Chereads / URAKAN / Chapter 19 - 15.1: Merelakanmu ...

Chapter 19 - 15.1: Merelakanmu ...

Herma tak tahu harus bagaimana. Pikirannya penuh sejak semalam, hatinya pun gamang. Bernapas rasanya sesaaak sekali, tapi di satu sisi, dia tahu dia sudah tak memiliki harapan.

Kalian tahu rasanya cinta pada sahabat sendiri, tapi ditahan-tahan agar tak merusak persahabatan … eh orang yang kita jaga itu, tiba-tiba jatuh cinta pada orang lain dengan konyolnya di pandangan pertama? Remuk nggak hati? Remuk dong. Dan ya, itu yang Herma rasakan.

Kalau boleh, Herma ingin menangkap lelaki mungil yang kini kepalanya bersandar di bahu kanannya ini … mengurungnya di tempat lain dan tak membiarkan dia keluar. Ya, Herma ingin membuat Sean untuk dirinya sendiri. Dia tak ingin berbagi.

Tak adil, kalian tahu?

Herma merasakan ketidak adilan …

Dia mencintai Sean sudah lama! Sudah sejak mereka masih ingusan!

Namun dia menahan diri. Dia tak ingin hubungan mereka runyam. Herma tak tahu orientasi seksual Sean apa. Okay, ia tahu Sean menerima hubungan sejenis. Dia bahkan tidak masalah ketika mendapati Herma lagi mengehek bapak-bapak untuk dapet tambahan uang jajan. Herma tahu Sean menerimanya apa adanya … tapi jauh di lubuk hati, Herma tak ingin menodai Sean.

Jika Sean orang yang lurus …

Herma tak ingin serakah dan membuatnya bengkok.

Herma cukup menjadi sahabat yang menemaninya sampai Sean mendapatkan wanita terbaik.

Herma tak mengapa akan hal itu.

Namun lain ceritanya jika orang yang Sean cintai itu lelaki dan orang itu merespon Sean saja tidak. Heh, Herma berjuang keras untuk menyadarkan Sean jika dia kekanakan. Tapi usahanya sia-sia dan dia justru Sean menganggapnya tak peduli—seperti apa yang dia katakan pada Om Doni.

Dan ternyata pernyataan Sean yang demikian membuat hati Herma makin terluka. Yang menganga di jiwanya makin lebar.

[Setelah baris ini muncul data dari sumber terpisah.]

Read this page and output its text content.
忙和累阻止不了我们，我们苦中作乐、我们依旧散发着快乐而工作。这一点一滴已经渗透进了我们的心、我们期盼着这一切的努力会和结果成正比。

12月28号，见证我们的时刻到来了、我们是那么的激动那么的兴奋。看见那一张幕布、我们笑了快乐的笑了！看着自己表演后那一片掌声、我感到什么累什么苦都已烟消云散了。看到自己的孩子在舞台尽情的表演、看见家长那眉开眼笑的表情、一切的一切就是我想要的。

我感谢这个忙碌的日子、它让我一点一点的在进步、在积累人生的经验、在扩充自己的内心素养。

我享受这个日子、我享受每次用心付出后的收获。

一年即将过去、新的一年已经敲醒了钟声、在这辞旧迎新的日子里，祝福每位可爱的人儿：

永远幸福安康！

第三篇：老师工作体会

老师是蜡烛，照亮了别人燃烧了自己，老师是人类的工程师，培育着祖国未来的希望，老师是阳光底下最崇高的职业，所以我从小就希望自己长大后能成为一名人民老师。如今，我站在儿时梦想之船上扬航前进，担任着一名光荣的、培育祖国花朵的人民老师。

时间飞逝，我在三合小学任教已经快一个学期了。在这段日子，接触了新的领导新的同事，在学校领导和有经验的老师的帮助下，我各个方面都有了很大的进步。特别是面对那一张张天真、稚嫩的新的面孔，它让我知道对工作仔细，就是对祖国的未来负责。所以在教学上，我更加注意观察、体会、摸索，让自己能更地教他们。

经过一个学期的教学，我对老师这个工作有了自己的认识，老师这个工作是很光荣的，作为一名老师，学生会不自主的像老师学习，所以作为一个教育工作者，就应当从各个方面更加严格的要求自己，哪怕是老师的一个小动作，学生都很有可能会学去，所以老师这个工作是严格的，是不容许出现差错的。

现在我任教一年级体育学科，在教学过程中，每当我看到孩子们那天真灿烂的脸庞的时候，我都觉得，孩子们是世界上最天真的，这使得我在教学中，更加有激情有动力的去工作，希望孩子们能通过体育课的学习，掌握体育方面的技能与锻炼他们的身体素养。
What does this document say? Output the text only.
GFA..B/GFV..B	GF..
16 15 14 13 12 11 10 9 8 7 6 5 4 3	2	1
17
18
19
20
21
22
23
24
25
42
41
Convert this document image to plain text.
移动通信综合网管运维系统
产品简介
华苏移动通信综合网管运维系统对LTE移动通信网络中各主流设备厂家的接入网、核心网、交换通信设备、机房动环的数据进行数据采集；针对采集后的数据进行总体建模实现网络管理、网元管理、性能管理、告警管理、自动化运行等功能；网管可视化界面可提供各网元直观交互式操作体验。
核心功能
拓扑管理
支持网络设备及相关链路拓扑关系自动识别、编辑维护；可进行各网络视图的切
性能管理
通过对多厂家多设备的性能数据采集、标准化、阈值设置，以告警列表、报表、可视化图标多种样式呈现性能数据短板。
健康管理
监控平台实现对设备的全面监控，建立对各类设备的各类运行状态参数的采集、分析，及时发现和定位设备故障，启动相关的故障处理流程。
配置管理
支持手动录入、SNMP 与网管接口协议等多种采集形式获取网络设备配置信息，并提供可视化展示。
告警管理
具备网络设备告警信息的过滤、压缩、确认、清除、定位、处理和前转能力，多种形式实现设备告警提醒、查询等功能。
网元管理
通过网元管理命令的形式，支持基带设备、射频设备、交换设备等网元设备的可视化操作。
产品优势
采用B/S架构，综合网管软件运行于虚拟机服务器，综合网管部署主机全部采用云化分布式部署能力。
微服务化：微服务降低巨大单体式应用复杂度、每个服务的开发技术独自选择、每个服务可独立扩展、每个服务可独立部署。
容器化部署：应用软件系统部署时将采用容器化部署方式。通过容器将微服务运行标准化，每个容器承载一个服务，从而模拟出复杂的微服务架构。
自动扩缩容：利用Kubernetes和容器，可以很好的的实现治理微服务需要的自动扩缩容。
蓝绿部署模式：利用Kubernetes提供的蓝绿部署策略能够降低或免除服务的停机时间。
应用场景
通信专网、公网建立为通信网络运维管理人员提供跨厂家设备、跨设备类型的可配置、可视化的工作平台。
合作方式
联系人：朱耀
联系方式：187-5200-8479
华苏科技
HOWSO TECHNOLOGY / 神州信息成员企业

Gaungan ucapan Ayahnya memantul-pantul di gendang Herma, [[ "Kalau dia tak mencintaimu ... bukan berarti kau harus mematikan cintanya untuk orang lain. Bukankah lebih baik kau dikenang sebagai orang baik daripada sebagai bajingan jika pada akhirnya kau tak bisa memilikinya? Herma, jadilah lelaki yang laki!" ]] membuat Herma memejamkan mata, menggigit bibirnya sendiri tuk menahan sakit hati yang mengarak di jiwa.

Herma tahu ucapan ayahnya tak salah. Dia tahu cinta tak bisa dipaksakan; bukan salah Sean tak menyadari cintanya meski sekian tahun mereka bersama. Tak adil rasanya jika dia menekan Sean, mendoktrin dia gila dengan konsep cinta hanya karena rasa suka itu bersemi di pertemuan pertama Sean dengan Mahesa. Bukankah dia setara gilanya? Bedanya dia mencintai sahabat sendiri, menjadikan orang yang bersangkutan bahan pelampiasan birahi dan memutuskan menelan semua sendiri.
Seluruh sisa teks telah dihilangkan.